Job... Work, even thought it wasn't really "work" by the definition I might give it, was awesome. There was stress, obviously, but the rewarding feeling were well worth it.
Time... There was so much time and so little to do (strike that, reverse it). But in seriousness, time had a strange presence in my experience. The waking up early made for extended days, which was great. And I guess the time difference, jet-lag and whatnot, from the flight added it's own subtleties without me really realizing it.
Day Melting... I found it slightly difficult to describe experiences, in reference to time, I'd say yesterday when it had happened that morning, that sort of thing. I also started mixing up days, thinking I had done SO much that day and realizing it had actually been over a span of 2 or even 3 days.
Sight Seeing... It was kinda cool to be a tourist. I've never really been big on pictures. Always felt it put a ripple in the experience to stop and take a picture. But at the end of this trip I had over 500 pictures and videos to boot. I could list everything I saw but don't really feel a need to. I went on a great tour and saw some great stuff without being guided. I also got "lost" in a park for a few hours (which was GRRRREAT, like Frosted Flakes). All of it produced some awesome pictures and great memories.

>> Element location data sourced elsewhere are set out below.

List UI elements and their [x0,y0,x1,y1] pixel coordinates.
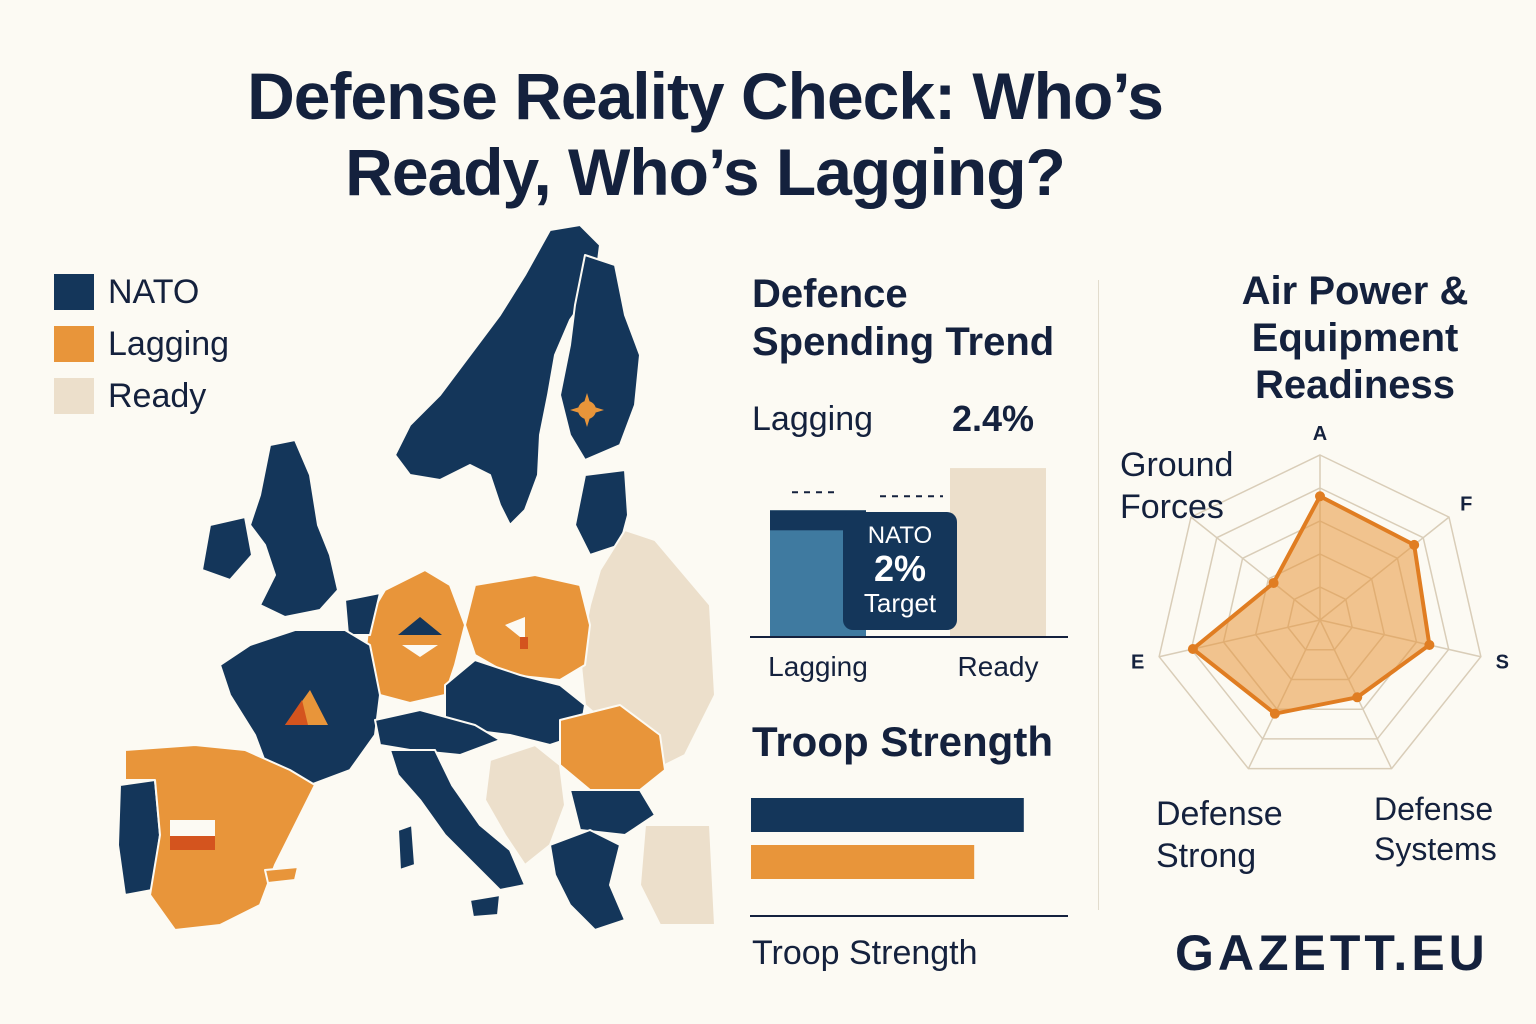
legend-swatch-ready [54,378,94,414]
radar-label-defense-systems-2: Systems [1374,831,1497,867]
badge-line-3: Target [863,588,937,618]
radar-label-defense-systems: Defense Systems [1374,789,1497,869]
map-region-poland [464,574,591,681]
spending-title-line-1: Defence [752,272,908,316]
radar-label-ground-2: Forces [1120,488,1224,526]
map-region-benelux [344,592,381,636]
page-title: Defense Reality Check: Who’s Ready, Who’… [0,58,1410,210]
map-region-uk [249,439,339,618]
radar-grid-ring [1158,454,1482,770]
emblem-spain-bottom-icon [170,836,215,850]
radar-label-defense-strong: Defense Strong [1156,793,1283,877]
troop-axis-label: Troop Strength [752,934,978,972]
map-region-ireland [201,516,253,581]
radar-point [1187,644,1198,655]
troop-bar-nato [751,798,1024,832]
map-region-sicily [469,894,501,918]
emblem-poland-mark-icon [520,637,528,649]
map-region-romania [559,704,666,791]
emblem-spain-top-icon [170,820,215,836]
radar-axis-label: S [1496,652,1509,674]
nato-target-badge: NATO 2% Target [843,512,957,630]
legend-label-nato: NATO [108,272,200,311]
legend-swatch-nato [54,274,94,310]
emblem-germany-icon [398,617,442,635]
radar-grid-ring [1190,487,1450,740]
radar-label-ground-1: Ground [1120,446,1234,484]
radar-axis-label: E [1131,652,1144,674]
radar-point [1409,539,1420,550]
air-title: Air Power & Equipment Readiness [1205,268,1505,409]
map-region-greece [549,829,626,931]
map-region-balearic [264,866,299,884]
radar-label-defense-strong-1: Defense [1156,795,1283,833]
radar-point [1268,577,1279,588]
legend-item-ready: Ready [54,370,229,422]
europe-map [117,225,716,931]
map-emblems [170,393,604,850]
radar-point [1352,692,1363,703]
map-region-sardinia [397,824,416,871]
page-title-line-1: Defense Reality Check: Who’s [247,59,1164,133]
map-region-italy [389,749,526,891]
radar-point [1269,708,1280,719]
spending-chart: Lagging Ready [750,468,1068,682]
map-legend: NATO Lagging Ready [54,266,229,422]
troop-chart [750,798,1068,917]
air-title-line-1: Air Power & [1241,269,1469,313]
air-title-line-2: Equipment [1251,316,1459,360]
emblem-poland-icon [505,617,525,645]
spending-title-line-2: Spending Trend [752,320,1055,364]
legend-label-lagging: Lagging [108,324,230,363]
radar-point [1424,639,1435,650]
map-region-turkey [639,824,716,926]
troop-bar-lagging [751,845,975,879]
emblem-germany-bottom-icon [402,645,438,657]
page-title-line-2: Ready, Who’s Lagging? [345,135,1066,209]
spend-category-label: Ready [958,651,1039,682]
badge-line-1: NATO [867,522,933,549]
map-region-alps [374,709,501,756]
radar-chart: A F S E [1131,423,1509,770]
air-title-line-3: Readiness [1254,363,1456,407]
badge-line-2: 2% [873,548,927,589]
spend-category-label: Lagging [768,651,868,682]
radar-axis-label: A [1313,423,1327,445]
legend-item-nato: NATO [54,266,229,318]
radar-label-defense-strong-2: Strong [1156,837,1257,875]
radar-label-defense-systems-1: Defense [1374,791,1494,827]
radar-axis-label: F [1460,493,1472,515]
spend-bar-cap [770,510,866,531]
legend-swatch-lagging [54,326,94,362]
radar-label-ground: Ground Forces [1120,444,1233,528]
spending-top-left-label: Lagging [752,400,874,438]
brand-logo: GAZETT.EU [1175,925,1489,981]
section-divider [1098,280,1099,910]
spend-bar-ready [950,468,1046,637]
radar-point [1315,491,1325,502]
legend-label-ready: Ready [108,376,207,415]
radar-series-area [1189,493,1432,716]
map-region-bulgaria [569,789,656,836]
troop-title: Troop Strength [752,718,1053,765]
spending-top-right-value: 2.4% [952,398,1035,439]
emblem-france-shadow-icon [285,700,308,725]
spending-title: Defence Spending Trend [752,270,1054,366]
emblem-finland-star-icon [570,393,604,427]
legend-item-lagging: Lagging [54,318,229,370]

Recreation and Bonding... Spending time with friends, ALWAYS A GOOD PAST-TIME. It was really great to really start to get to know everyone. Coming into rehearsals after things had seemed to start getting settled was kind of a bummer, though it was probably good for me (hind sight is fun) And with my running between rehearsals and Joffrey it seemed to only add to the distance between myself and everyone else. It's nice to grow closer with everyone. We're a very eclectic group, but I feel we fit together very well (good job Nejla). I put recreation and bonding together because I feel that that's how it happened. During the recreation is when the bonding occurred. Again, I could list the recreations... dinner, dancing, drinking (and other non-D words)... but that seems a tad unnecessary. Those who were there know what happened, and those who were not need only know the result... A closer relationship as a company. In my opinion.

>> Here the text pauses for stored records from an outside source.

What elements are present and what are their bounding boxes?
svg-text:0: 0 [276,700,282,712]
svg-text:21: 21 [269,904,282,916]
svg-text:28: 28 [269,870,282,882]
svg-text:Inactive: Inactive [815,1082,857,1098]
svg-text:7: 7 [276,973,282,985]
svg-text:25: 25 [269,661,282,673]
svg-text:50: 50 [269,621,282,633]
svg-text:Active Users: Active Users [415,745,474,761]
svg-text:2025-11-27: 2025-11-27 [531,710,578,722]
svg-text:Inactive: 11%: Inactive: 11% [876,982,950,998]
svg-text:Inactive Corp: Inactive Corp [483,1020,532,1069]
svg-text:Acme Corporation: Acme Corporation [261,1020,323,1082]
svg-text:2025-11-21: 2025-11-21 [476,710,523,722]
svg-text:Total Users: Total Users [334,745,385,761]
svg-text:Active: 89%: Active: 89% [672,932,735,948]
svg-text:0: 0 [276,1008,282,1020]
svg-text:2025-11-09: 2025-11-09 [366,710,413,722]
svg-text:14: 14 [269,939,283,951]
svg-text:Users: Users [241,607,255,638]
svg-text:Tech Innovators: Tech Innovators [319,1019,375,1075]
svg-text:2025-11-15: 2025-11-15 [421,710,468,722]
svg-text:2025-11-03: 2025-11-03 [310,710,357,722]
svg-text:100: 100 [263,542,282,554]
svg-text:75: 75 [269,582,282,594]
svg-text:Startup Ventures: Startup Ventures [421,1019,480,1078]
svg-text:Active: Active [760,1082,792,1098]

"Work"shop... The classes, rehearsals, discussions, shoots, showings. All of it was AWEsome. Again, being my first time experiencing something of that... caliber?... such a feeling of satisfaction, and again... AWE. "I DID THAT!" I could say at the end of the day. I worked hard and enjoyed myself.

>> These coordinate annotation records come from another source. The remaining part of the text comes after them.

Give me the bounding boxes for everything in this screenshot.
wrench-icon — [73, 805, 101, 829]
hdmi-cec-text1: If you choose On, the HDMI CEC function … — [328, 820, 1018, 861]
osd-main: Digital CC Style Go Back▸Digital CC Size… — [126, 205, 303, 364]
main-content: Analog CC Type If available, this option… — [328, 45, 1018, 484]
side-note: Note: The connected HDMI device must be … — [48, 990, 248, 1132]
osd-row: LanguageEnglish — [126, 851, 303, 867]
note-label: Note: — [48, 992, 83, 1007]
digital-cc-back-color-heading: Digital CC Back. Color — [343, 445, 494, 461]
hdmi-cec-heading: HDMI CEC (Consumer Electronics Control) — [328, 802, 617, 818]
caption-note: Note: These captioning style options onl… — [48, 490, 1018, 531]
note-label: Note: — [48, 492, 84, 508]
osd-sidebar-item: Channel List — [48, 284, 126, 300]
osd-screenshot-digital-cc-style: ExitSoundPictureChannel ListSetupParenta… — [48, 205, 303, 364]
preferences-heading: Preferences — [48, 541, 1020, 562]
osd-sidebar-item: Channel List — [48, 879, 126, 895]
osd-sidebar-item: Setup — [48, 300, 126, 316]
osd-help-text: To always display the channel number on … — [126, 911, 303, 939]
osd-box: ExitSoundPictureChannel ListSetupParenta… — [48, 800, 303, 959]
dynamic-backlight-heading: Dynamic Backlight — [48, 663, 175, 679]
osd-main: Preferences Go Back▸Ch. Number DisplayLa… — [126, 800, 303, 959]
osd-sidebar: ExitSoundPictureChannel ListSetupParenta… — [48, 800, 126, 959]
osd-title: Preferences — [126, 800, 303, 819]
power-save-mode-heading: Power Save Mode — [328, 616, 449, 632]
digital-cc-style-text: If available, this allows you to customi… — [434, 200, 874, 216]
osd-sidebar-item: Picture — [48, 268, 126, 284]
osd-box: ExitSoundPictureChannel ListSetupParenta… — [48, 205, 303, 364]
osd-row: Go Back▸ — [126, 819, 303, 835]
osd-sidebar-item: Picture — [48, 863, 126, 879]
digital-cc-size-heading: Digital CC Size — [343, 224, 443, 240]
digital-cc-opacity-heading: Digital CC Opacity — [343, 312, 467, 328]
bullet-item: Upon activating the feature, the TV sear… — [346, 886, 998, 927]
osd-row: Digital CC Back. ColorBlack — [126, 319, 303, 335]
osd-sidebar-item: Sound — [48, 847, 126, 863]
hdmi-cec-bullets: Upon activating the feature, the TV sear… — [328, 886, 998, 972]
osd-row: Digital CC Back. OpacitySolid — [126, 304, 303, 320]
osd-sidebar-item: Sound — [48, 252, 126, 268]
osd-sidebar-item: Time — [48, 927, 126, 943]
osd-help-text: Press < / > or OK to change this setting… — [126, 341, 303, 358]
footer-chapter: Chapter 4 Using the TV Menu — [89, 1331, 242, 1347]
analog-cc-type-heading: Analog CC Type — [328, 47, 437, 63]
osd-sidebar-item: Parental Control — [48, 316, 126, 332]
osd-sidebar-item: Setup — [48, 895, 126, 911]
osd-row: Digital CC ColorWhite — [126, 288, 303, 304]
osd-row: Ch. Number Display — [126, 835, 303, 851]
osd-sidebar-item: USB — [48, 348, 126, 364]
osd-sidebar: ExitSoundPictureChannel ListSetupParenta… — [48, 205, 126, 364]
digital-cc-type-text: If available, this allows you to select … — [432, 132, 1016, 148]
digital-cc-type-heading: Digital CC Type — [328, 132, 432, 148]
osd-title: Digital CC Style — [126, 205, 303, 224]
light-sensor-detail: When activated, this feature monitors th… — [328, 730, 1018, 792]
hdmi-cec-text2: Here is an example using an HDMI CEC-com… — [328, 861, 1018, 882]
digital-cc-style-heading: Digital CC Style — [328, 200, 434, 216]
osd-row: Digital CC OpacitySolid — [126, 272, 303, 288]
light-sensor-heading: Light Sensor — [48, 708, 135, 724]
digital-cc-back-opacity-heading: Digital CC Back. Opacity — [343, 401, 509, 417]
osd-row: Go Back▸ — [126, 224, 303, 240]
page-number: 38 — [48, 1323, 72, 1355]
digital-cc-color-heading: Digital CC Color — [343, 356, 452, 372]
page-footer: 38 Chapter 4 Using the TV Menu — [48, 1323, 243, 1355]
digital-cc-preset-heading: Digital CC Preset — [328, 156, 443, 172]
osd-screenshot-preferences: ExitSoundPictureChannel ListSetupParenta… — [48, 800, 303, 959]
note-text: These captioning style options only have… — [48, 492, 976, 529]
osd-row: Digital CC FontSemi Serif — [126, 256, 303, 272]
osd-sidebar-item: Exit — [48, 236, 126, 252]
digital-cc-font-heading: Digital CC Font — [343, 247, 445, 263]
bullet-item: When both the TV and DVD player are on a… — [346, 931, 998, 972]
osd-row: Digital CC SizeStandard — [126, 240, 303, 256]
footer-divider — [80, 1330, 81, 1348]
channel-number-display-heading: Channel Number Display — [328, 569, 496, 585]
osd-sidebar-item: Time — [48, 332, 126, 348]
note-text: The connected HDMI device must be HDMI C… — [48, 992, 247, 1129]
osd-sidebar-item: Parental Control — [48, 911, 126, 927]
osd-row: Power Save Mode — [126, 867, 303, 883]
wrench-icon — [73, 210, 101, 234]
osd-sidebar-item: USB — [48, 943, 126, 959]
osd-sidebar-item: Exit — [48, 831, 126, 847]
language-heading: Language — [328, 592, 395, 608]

Yup, it was real... There was an overall disbelief that it was all actually happening. I think with the combination of "Day Melting" and "First Timing" made it all seem slightly dreamlike. But it did happen, and it was an amazing experience.
When people asked me before I left if I was excited I would say "no". At first I think it was fear. All these firsts, all these unknowns... slightly frightening. But fear is a funny thing. I find that if you don't let it take over, after it subsides, what's left? Anticipation. Which is all fear is, anticipation that something "bad" is going to happen. But on the other side of that coin is... well I don't have a word for you, so you can call it whatever you'd like, but you get the idea (I hope)... there's one for ya, "hope". So after the fear was gone the answer was still "no" when people wold ask, but there wasn't any negativity with it. I wasn't excited because, to me, it was "just happening", I was interested to see what would come next, but not excited. With excitement you sometimes set yourself up for a "let down", which can be a bummer. But with no expectations there are no let downs. And I think starting off this Amazing Journey with that outlook is what set the stage to allow everything to fall into place.